I came to France wearing the uniform of my generation: pink, spiky hair, mohair jumper pulled down over a tartan mini-skirt, fishnet tights and Doc Martyns. After a year in Paris living under the gentle but persistent influence of Laurent and his entourage, I had been radically remodelled. In my sock drawer, silk underwear and stockings had supplanted fluorescent tights and stripy socks. While my English girlfriends continued to hide their figures under multiple layers of mohair, I was undergoing a slow conversion to the French cult of appearances. For many years I resisted the change – periodically ‘regressing’ to clothes that I could hide in, or as my husband’s friend, Cédric would put it, clothes that chopped me up into ‘unflattering sections.’ It was Cédric whom my husband had left, that first summer, in charge of taking me shopping.

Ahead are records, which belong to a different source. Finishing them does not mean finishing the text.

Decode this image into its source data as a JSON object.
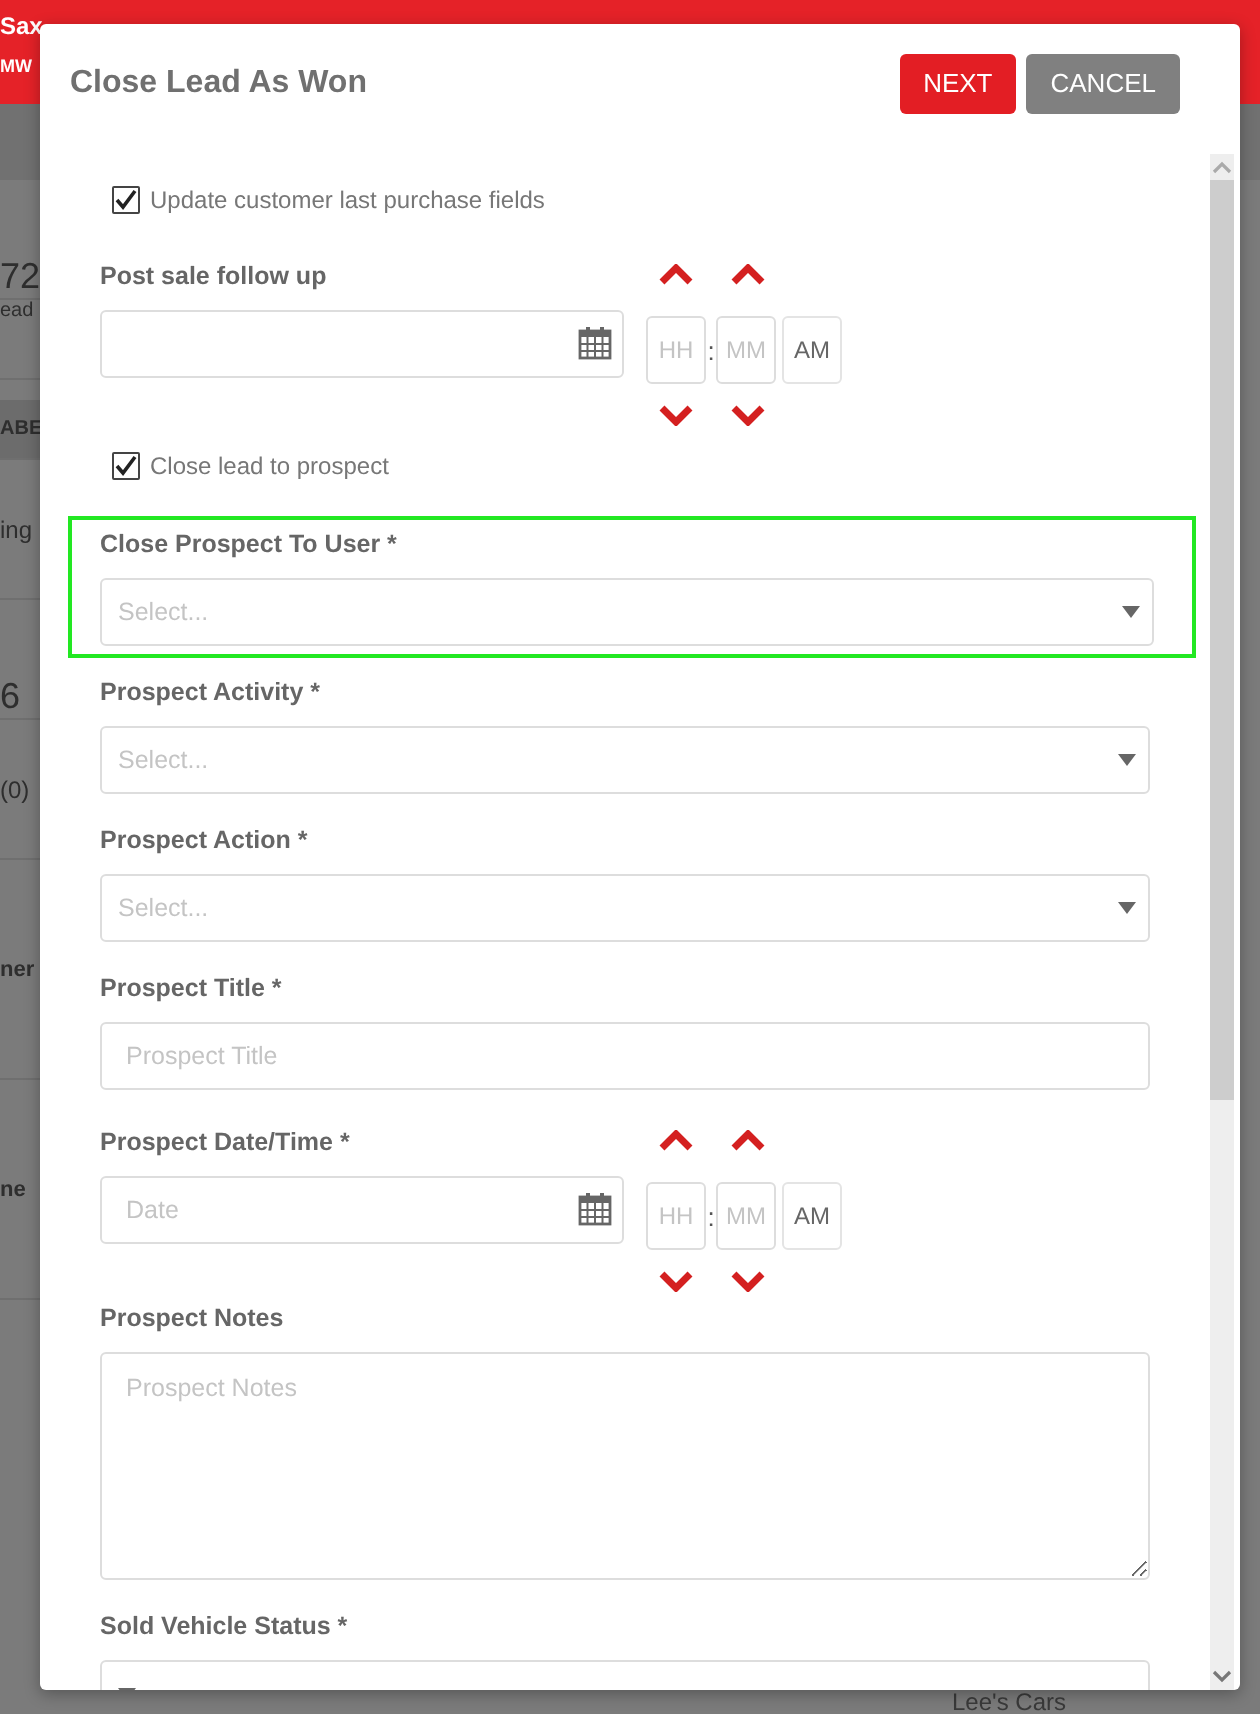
{
  "background": {
    "header_texts": [
      "Sax",
      "MW"
    ],
    "side_texts": [
      {
        "text": "72",
        "kind": "big"
      },
      {
        "text": "ead",
        "kind": "small"
      },
      {
        "text": "ABE",
        "kind": "band"
      },
      {
        "text": "ing",
        "kind": "plain"
      },
      {
        "text": "6",
        "kind": "big"
      },
      {
        "text": "(0)",
        "kind": "plain"
      },
      {
        "text": "ner",
        "kind": "bold"
      },
      {
        "text": "ne",
        "kind": "bold"
      }
    ],
    "corner_text": "Lee's Cars"
  },
  "dialog": {
    "title": "Close Lead As Won",
    "buttons": [
      {
        "label": "NEXT",
        "kind": "primary"
      },
      {
        "label": "CANCEL",
        "kind": "secondary"
      }
    ],
    "fields": [
      {
        "kind": "checkbox",
        "label": "Update customer last purchase fields",
        "checked": true
      },
      {
        "kind": "datetime",
        "label": "Post sale follow up",
        "hour_placeholder": "HH",
        "time_separator": ":",
        "minute_placeholder": "MM",
        "period": "AM"
      },
      {
        "kind": "checkbox",
        "label": "Close lead to prospect",
        "checked": true
      },
      {
        "kind": "select",
        "label": "Close Prospect To User *",
        "placeholder": "Select...",
        "highlighted": true
      },
      {
        "kind": "select",
        "label": "Prospect Activity *",
        "placeholder": "Select...",
        "highlighted": false
      },
      {
        "kind": "select",
        "label": "Prospect Action *",
        "placeholder": "Select...",
        "highlighted": false
      },
      {
        "kind": "text",
        "label": "Prospect Title *",
        "placeholder": "Prospect Title"
      },
      {
        "kind": "datetime",
        "label": "Prospect Date/Time *",
        "placeholder": "Date",
        "hour_placeholder": "HH",
        "time_separator": ":",
        "minute_placeholder": "MM",
        "period": "AM"
      },
      {
        "kind": "textarea",
        "label": "Prospect Notes",
        "placeholder": "Prospect Notes"
      },
      {
        "kind": "select",
        "label": "Sold Vehicle Status *",
        "highlighted": false
      }
    ]
  }
}
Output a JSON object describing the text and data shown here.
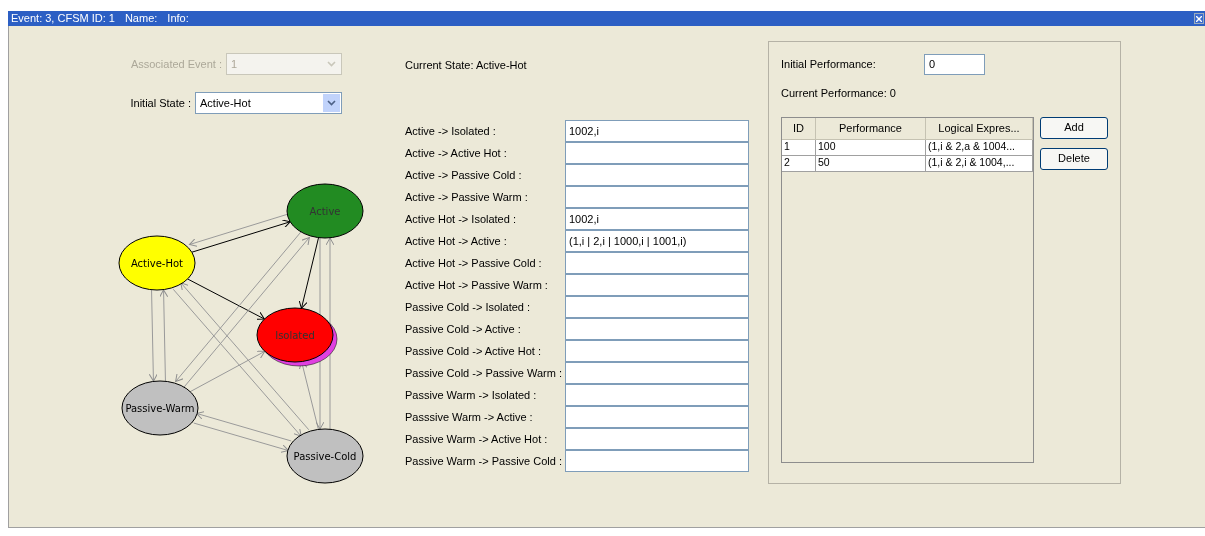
{
  "title_bar": {
    "parts": [
      "Event: 3, CFSM ID: 1",
      "Name:",
      "Info:"
    ]
  },
  "associated_event": {
    "label": "Associated Event :",
    "value": "1",
    "disabled": true
  },
  "initial_state": {
    "label": "Initial State :",
    "value": "Active-Hot",
    "disabled": false
  },
  "current_state": "Current State: Active-Hot",
  "diagram": {
    "nodes": [
      {
        "label": "Active",
        "color": "#228b22"
      },
      {
        "label": "Active-Hot",
        "color": "#ffff00"
      },
      {
        "label": "Isolated",
        "color": "#ff0000",
        "shadow": {
          "color": "#e040e0"
        }
      },
      {
        "label": "Passive-Warm",
        "color": "#c0c0c0"
      },
      {
        "label": "Passive-Cold",
        "color": "#c0c0c0"
      }
    ]
  },
  "transitions": [
    {
      "label": "Active -> Isolated :",
      "value": "1002,i"
    },
    {
      "label": "Active -> Active Hot :"
    },
    {
      "label": "Active -> Passive Cold :"
    },
    {
      "label": "Active -> Passive Warm :"
    },
    {
      "label": "Active Hot -> Isolated :",
      "value": "1002,i"
    },
    {
      "label": "Active Hot -> Active :",
      "value": "(1,i | 2,i | 1000,i | 1001,i)"
    },
    {
      "label": "Active Hot -> Passive Cold :"
    },
    {
      "label": "Active Hot -> Passive Warm :"
    },
    {
      "label": "Passive Cold -> Isolated :"
    },
    {
      "label": "Passive Cold -> Active :"
    },
    {
      "label": "Passive Cold -> Active Hot :"
    },
    {
      "label": "Passive Cold -> Passive Warm :"
    },
    {
      "label": "Passive Warm -> Isolated :"
    },
    {
      "label": "Passsive Warm -> Active :"
    },
    {
      "label": "Passive Warm -> Active Hot :"
    },
    {
      "label": "Passive Warm -> Passive Cold :"
    }
  ],
  "initial_performance": {
    "label": "Initial Performance:",
    "value": "0"
  },
  "current_performance": "Current Performance: 0",
  "performance_table": {
    "columns": [
      "ID",
      "Performance",
      "Logical Expres..."
    ],
    "rows": [
      [
        "1",
        "100",
        "(1,i & 2,a & 1004..."
      ],
      [
        "2",
        "50",
        "(1,i & 2,i & 1004,..."
      ]
    ]
  },
  "buttons": [
    "Add",
    "Delete"
  ]
}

    "Ma chérie," Cédric said as we walked down the Rue du Jour one afternoon in July. "This 'poor English girl' look has to go. You should enjoy your figure (plastique) and let other people enjoy it."
    At the time his words encapsulated everything that an earnest young woman like me despised: snobbishness, superficiality and sexism. Today I can see a certain generosity of outlook. His remarks were not about sex or politics but about the nature of beauty. In his view, whatever shape God had given me needed to be adorned and embellished for my own enjoyment and for that of others. Clothes, he believed, were not tribal dress, designed to flag our position on the social grid. They were there at the service of Beauty and should be used to emphasize certain elements of a person’s physique and to deemphasize others. 

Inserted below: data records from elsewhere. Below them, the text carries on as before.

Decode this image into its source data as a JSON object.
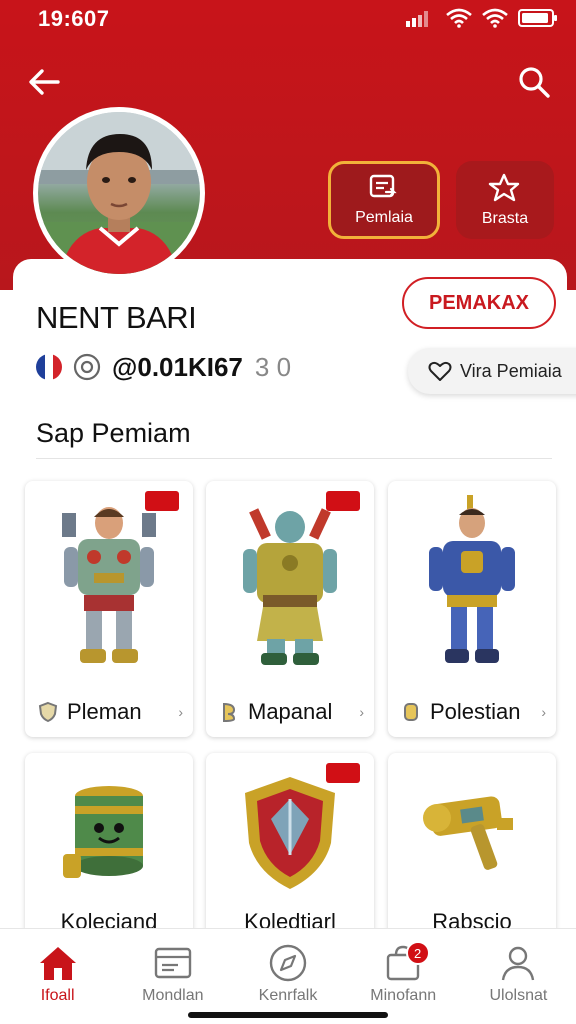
{
  "status_bar": {
    "time": "19:607"
  },
  "header": {
    "actions": [
      {
        "label": "Pemlaia",
        "icon": "inbox-icon"
      },
      {
        "label": "Brasta",
        "icon": "star-icon"
      }
    ]
  },
  "profile": {
    "name": "NENT BARI",
    "handle": "@0.01KI67",
    "handle_suffix": "3 0",
    "follow_label": "PEMAKAX",
    "wishlist_label": "Vira Pemiaia"
  },
  "section": {
    "title": "Sap Pemiam"
  },
  "items": [
    {
      "label": "Pleman",
      "badge": true,
      "icon": "robot-warrior-icon"
    },
    {
      "label": "Mapanal",
      "badge": true,
      "icon": "green-giant-icon"
    },
    {
      "label": "Polestian",
      "badge": false,
      "icon": "blue-knight-icon"
    },
    {
      "label": "Koleciand",
      "badge": false,
      "icon": "barrel-icon"
    },
    {
      "label": "Koledtiarl",
      "badge": true,
      "icon": "shield-icon"
    },
    {
      "label": "Rabscio",
      "badge": false,
      "icon": "gold-key-icon"
    }
  ],
  "nav": [
    {
      "label": "Ifoall",
      "icon": "home-icon",
      "active": true
    },
    {
      "label": "Mondlan",
      "icon": "card-icon",
      "active": false
    },
    {
      "label": "Kenrfalk",
      "icon": "compass-icon",
      "active": false
    },
    {
      "label": "Minofann",
      "icon": "bag-icon",
      "active": false,
      "badge": "2"
    },
    {
      "label": "Ulolsnat",
      "icon": "user-icon",
      "active": false
    }
  ],
  "colors": {
    "brand_red": "#c8141a",
    "accent_gold": "#f2b23a"
  }
}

    Cédric had used the word plastique (From the Greek word plassein, to mould). This word perfectly conveys the various assumptions that lie behind his observation. When used as a noun with a feminine indefinite article, plastique refers to the beauty inherent in shape. The example for the definition given in the Le Robert dictionary is Cette femme a une plastique étonnante. Here the word plastique contains both the meanings ‘beauty’ and ‘shape’. Translated into English the sentence loses its meaning: That woman has a formal beauty that is striking. Since the noun plastique invariably tends to be used for a woman it betrays the no doubt sexist French belief that the female form is inherently beautiful.
    All of this should help to understand why the French tend to be conservative in their dress. Clothes at the service of Beauty don’t draw attention to themselves, or to the personality of the wearer but to the plastique or particular beauty – whatever it may be - of the rack they’re adorning.

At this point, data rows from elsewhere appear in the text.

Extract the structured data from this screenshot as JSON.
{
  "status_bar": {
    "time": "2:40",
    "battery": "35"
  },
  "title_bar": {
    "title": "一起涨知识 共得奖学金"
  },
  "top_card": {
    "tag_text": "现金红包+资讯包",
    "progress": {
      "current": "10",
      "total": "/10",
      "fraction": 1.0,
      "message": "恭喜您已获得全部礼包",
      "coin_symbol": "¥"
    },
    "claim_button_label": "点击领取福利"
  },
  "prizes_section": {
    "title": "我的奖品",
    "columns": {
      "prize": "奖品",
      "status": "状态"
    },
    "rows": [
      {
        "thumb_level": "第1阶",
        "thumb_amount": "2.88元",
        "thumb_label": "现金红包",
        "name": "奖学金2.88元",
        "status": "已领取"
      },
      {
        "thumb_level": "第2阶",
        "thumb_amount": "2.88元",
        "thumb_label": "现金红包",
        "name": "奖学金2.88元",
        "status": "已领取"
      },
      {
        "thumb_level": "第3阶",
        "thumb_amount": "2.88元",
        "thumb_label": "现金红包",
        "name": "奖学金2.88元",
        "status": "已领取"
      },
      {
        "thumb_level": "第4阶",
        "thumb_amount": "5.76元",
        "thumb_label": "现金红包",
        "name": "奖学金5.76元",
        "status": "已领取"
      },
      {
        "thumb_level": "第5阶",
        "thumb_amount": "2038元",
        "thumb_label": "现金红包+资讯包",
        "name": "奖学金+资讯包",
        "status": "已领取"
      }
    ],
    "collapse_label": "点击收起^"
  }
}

    A Frenchman will never tell a woman she looks "well" when what he means is that she looks beautiful or radiant or sexy. Nor indeed will a woman. I remember how shocked or thrilled or appalled my girlfriends at Oxford could be when Laurent used to greet them. He would always mention how lovely they were looking and the genuine delight in his face usually disarmed them.
    Elly, my nineteen year-old daughter has been brought up in France. She says that London makes her feel sad and ugly. In Paris she no longer notices male attention. But in London she notices its absence: no smiles, no cat-calls, no homage whatsoever to her youth and beauty. 
    "Nobody looks at each other here," she once remarked as we stepped off the London tube. "It’s not just the men, women don’t look at each other either."
    "It’s rude to stare." I said, unconvincingly.
But for Elly, of course, it felt like rudeness to be ignored.